Caso Tavecchio: oltre la gaffe, il calcio italiano al bivio
«Le questioni di accoglienza sono un conto, quelle del gioco un altro: l'Inghilterra individua dei soggetti che entrano, se hanno professionalità per farli giocare, noi invece diciamo che "Opti Poba" è venuto qua, che prima mangiava le banane, adesso gioca titolare nella Lazio e va bene così. In Inghilterra deve dimostrare il suo curriculum e il suo pedigree». Così lo scorso venerdì 25 Luglio, durante l'assemblea della Lega nazionale dilettanti di calcio di cui è attualmente presidente, parlò Carlo Tavecchio (nella foto).
Caduta di stile, razzismo inaccettabile o battuta infelice?
Al di là dell’inquadramento linguistico e mediatico migliore, a destare scalpore non è stata tanto o soltanto la goffa e indelicata esternazione, quanto piuttosto la contestuale imminente candidatura del suddetto interessato alla Presidenza della Federazione italiana giuoco calcio (FIGC). In un momento in cui il calcio italiano, reduce dal disastro tecnico e psicologico del Mondiale brasiliano, nonché da alcuni anni di declino sul piano dei risultati e della formazione stessa dei quadri giovanili, avrebbe bisogno di un profondo rinnovamento sul piano dello stile e dell’indirizzo, il fatto non può restare ai margini della cronaca.
Per la verità, “il caso Tavecchio” è già mondiale: la stessa FIFA (il più alto organo federativo calcistico internazionale, organizzatore dei mondiali, per capirci) pretende chiarezza in merito alla gaffe in una lettera alla FIGC, dove chiede «di adottare le misure appropriate per indagare e decidere sulla questione» in quanto «la lotta contro il razzismo è priorità assoluta» e «le federazioni affiliate hanno obbligo di mettere in campo il massimo sforzo per eliminare il razzismo e la discriminazione nel calcio».
Inevitabile un fuoco incrociato di comprensibili polemiche e prese di distanza. Tra gli altri votanti, dopo la Fiorentina dei Della Valle, il Torino di Cairo e la Roma di Pallotta, anche il Sassuolo di Squinzi e la Sampdoria di Ferrero hanno implorato un segnale forte prendendo le distanze da Tavecchio. Se il Milan, attraverso l'a.d. Galliani, conferma assolutamente l'appoggio, persino l’Unione europea si è espressa a favore dell'indagine Fifa. «Razzismo e discriminazioni non hanno posto nel calcio, il quale ha responsabilità particolare nel combattere il razzismo», ha dichiarato infatti il portavoce della commissaria Ue allo sport, Dennis Abbot.
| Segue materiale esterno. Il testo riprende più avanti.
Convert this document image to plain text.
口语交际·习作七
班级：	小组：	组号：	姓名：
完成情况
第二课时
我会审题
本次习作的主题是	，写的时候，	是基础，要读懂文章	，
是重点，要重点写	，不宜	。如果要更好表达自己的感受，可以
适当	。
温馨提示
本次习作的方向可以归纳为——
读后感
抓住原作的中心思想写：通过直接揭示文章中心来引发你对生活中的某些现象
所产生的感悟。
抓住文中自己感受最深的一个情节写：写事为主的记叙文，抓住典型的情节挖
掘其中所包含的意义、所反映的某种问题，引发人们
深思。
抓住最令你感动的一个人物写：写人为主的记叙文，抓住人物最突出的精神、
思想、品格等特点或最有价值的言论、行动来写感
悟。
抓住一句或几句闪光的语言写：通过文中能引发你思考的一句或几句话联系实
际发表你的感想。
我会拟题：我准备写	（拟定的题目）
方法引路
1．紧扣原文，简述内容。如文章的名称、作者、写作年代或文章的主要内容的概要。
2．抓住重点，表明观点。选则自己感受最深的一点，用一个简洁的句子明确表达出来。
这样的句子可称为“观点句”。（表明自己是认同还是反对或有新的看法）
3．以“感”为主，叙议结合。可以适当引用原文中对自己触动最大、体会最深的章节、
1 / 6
Durissime le reazioni di altri importanti vertici di categorie rappresentative: «Tavecchio? Le frasi peggiori sono quelle dei suoi soccorritori che hanno parlato di scivolata inopportuna. Loro sono stati molto peggiori», ha tuonato Renzo Ulivieri, presidente dell'Associazione italiana allenatori. «Parlare così in assemblea, al di là dei contenuti gravi, dimostra inadeguatezza. Tavecchio è inadeguato perchè ha solo occhio imprenditoriale, come io mi ritengo inadeguato perchè ho solo occhio tecnico».
Dopo l’inequivocabile «Sono sconcertato», rilasciato da Damiano Tommasi, presidente dell’Associazione Italiana Calciatori, dall’Ufficio nazionale antirazzismo (Unar) un'altra dura risposta: «Le parole pronunciate sono sicuramente gravi, sia per il loro contenuto, sia perché pronunciate in un'assemblea pubblica», ha dichiarato il direttore Marco De Giorgi.
In vista delle elezioni dell’11 agosto, Tavecchio gode al momento di una base elettiva che secondo le dichiarazioni di voto si aggira intorno al 60 per cento, forte di un proficuo impegno imprenditoriale nel mondo dilettantistico. Lo sfidante Demetrio Albertini, ben più giovane, «arriva dal calcio giocato e ha fatto il dirigente federale, parla piano, è educato, non ha bisogno di parolacce»: parola di Ulivieri. Albertini propone «riforme che passino attraverso il Consiglio Federale e per le quali bisogna cambiare una governance fatta di tante rendite di posizione da difendere anziché votata alla valorizzazione del calcio giocato quale centro del programma, secondo il modello tedesco».
Del resto, il modello tedesco risulta vincitore degli ultimi mondiali, il razzismo o, più probabilmente, l’inadeguatezza dei toni, più o meno velati, hanno sempre rischiato di mortificare lo sport. Al calcio italiano la scelta tra due figure profondamente diverse, ma, per cortesia, attenzione alle parole e, soprattutto, a una visione umana e responsabile di questo sport.